The technique of partial order reduction (POR) for probabilistic model checking prunes the state space of the model so that a maximizing scheduler and a minimizing one persist in the reduced system. This technique extends Peled’s original restrictions with a new one specially tailored to deal with probabilities.

It has been argued that not all schedulers provide appropriate resolutions of nondeterminism and they yield overly safe answers on systems of distributed nature or that partially hide information. In this setting, maximum and minimum probabilities are obtained considering only the subset of so-called distributed or partial information schedulers.

In this article we revise the technique of partial order reduction (POR) for LTL properties applied to probabilistic model checking.
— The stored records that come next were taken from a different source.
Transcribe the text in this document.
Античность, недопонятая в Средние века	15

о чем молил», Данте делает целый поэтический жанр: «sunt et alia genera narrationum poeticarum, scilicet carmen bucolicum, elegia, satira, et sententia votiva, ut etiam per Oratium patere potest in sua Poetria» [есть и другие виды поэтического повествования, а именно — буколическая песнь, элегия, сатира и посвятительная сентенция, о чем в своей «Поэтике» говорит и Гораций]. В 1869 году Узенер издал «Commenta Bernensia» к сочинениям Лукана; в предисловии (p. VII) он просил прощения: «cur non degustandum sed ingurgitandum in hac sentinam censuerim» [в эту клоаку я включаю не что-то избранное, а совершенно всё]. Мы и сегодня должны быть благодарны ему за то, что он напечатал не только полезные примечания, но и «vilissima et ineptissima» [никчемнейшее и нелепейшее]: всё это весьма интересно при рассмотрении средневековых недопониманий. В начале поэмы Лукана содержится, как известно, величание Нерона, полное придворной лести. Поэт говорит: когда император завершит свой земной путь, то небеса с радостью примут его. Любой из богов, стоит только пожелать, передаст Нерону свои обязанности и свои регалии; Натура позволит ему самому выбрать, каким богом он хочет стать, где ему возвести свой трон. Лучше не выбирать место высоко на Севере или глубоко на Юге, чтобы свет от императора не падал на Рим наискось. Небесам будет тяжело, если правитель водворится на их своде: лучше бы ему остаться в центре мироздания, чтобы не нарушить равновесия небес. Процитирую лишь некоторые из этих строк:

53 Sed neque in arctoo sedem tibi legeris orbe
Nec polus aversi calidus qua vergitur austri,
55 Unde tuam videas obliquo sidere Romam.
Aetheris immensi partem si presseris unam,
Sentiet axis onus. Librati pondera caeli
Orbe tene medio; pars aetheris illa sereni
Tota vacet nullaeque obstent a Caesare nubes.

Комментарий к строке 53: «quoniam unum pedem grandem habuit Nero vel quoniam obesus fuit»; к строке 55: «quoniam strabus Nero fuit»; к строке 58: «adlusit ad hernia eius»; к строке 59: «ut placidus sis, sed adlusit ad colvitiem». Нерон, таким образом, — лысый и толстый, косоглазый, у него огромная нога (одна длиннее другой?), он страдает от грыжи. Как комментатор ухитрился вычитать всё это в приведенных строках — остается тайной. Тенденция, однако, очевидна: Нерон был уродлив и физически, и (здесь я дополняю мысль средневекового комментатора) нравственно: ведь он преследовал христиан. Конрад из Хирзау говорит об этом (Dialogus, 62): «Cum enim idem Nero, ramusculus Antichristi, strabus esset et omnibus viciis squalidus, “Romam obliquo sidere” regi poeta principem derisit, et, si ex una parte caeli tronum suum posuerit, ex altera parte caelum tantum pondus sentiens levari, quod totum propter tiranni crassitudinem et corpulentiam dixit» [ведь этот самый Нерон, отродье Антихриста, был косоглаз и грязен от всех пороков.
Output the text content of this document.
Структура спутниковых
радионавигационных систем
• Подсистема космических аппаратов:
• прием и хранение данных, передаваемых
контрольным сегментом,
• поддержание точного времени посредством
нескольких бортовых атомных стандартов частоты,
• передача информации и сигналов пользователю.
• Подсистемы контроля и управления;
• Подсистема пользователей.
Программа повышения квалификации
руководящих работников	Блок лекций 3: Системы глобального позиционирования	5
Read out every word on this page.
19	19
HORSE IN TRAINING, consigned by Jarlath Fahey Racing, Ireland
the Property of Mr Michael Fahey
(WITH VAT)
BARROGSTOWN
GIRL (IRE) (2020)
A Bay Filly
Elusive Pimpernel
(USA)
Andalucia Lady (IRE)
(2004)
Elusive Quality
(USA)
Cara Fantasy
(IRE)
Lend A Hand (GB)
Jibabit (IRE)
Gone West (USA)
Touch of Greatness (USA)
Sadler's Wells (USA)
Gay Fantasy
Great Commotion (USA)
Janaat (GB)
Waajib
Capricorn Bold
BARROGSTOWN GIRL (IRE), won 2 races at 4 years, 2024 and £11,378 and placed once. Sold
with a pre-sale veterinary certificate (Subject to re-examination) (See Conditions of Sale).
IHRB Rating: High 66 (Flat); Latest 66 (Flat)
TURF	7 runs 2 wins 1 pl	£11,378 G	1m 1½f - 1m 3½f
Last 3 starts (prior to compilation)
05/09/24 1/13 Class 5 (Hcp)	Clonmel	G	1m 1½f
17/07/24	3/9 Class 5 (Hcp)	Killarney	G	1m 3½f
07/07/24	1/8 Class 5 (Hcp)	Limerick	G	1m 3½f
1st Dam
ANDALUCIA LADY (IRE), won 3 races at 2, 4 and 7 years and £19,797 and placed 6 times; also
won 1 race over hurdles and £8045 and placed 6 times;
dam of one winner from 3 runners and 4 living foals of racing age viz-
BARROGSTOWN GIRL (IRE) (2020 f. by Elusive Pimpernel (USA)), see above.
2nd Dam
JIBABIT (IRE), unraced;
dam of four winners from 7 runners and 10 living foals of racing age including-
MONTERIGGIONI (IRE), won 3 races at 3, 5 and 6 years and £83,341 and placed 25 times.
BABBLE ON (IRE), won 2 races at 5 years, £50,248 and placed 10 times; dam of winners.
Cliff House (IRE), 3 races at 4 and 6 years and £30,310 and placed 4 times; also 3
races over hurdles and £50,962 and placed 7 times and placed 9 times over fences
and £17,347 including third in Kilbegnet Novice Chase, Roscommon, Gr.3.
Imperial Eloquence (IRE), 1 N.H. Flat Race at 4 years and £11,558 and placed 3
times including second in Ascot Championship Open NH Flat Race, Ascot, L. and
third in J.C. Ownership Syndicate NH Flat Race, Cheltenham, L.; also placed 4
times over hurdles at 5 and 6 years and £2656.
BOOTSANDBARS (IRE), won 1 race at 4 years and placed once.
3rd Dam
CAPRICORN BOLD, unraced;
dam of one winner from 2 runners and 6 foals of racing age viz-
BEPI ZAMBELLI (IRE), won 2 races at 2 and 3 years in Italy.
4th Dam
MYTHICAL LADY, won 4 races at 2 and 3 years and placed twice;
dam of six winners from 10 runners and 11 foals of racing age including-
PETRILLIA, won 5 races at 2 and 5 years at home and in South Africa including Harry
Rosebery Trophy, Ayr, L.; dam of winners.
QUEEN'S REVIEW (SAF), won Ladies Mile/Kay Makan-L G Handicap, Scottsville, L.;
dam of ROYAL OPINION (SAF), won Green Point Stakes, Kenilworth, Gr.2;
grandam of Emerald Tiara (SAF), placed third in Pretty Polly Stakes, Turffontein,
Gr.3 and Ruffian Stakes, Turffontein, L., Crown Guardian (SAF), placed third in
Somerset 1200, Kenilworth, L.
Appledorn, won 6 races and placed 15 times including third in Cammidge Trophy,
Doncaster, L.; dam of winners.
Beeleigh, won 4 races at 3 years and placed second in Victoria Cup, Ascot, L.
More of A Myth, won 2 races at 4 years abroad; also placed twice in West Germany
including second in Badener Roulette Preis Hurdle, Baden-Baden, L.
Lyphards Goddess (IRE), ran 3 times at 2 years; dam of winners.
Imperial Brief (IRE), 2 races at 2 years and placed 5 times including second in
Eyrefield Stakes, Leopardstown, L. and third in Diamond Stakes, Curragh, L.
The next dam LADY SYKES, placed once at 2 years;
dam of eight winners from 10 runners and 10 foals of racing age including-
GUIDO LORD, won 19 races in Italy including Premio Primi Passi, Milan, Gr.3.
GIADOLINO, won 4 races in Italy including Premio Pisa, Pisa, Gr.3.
Our reduction ensures that distributed schedulers are preserved. We focus on two classes of distributed schedulers and show that Peled’s restrictions are valid whenever schedulers use only local information. We show experimental results in which the elimination of the extra restriction leads to significant improvements.

### Tuesday, September 29, 2009

Juan Cespedes, System Administrator and Developer, IMDEA Software Institute

### Foundations of Dynamic Tracing

#### Abstract:

In this talk I will present the first principles of dynamic tracing, in particular tracing of systems programs. Tracing is used for building debuggers, monitors and runtime-verification tools.

I will start by introducing the support that modern processors and operatings offer for tracing, focusing on the facilities exposed by the Linux kernel. Then, I will describe how a dynamic library tracer can be built using this infrastructure. The paramount example is the tool `ltrace' which I implemented a while ago.

Finally, I will describe the changes required to extend a dynamic library tracer into a runtime-verification infrastructure that handles concurrency (both light and heavy threads, both simulated concurrency and real-multicore multi-processors). Bagheera is a toolkit being developed at IMDEA-Software that implements these extensions and is reprogammable.

Bagheera is joint work with Santiago Romero and Cesar Sanchez.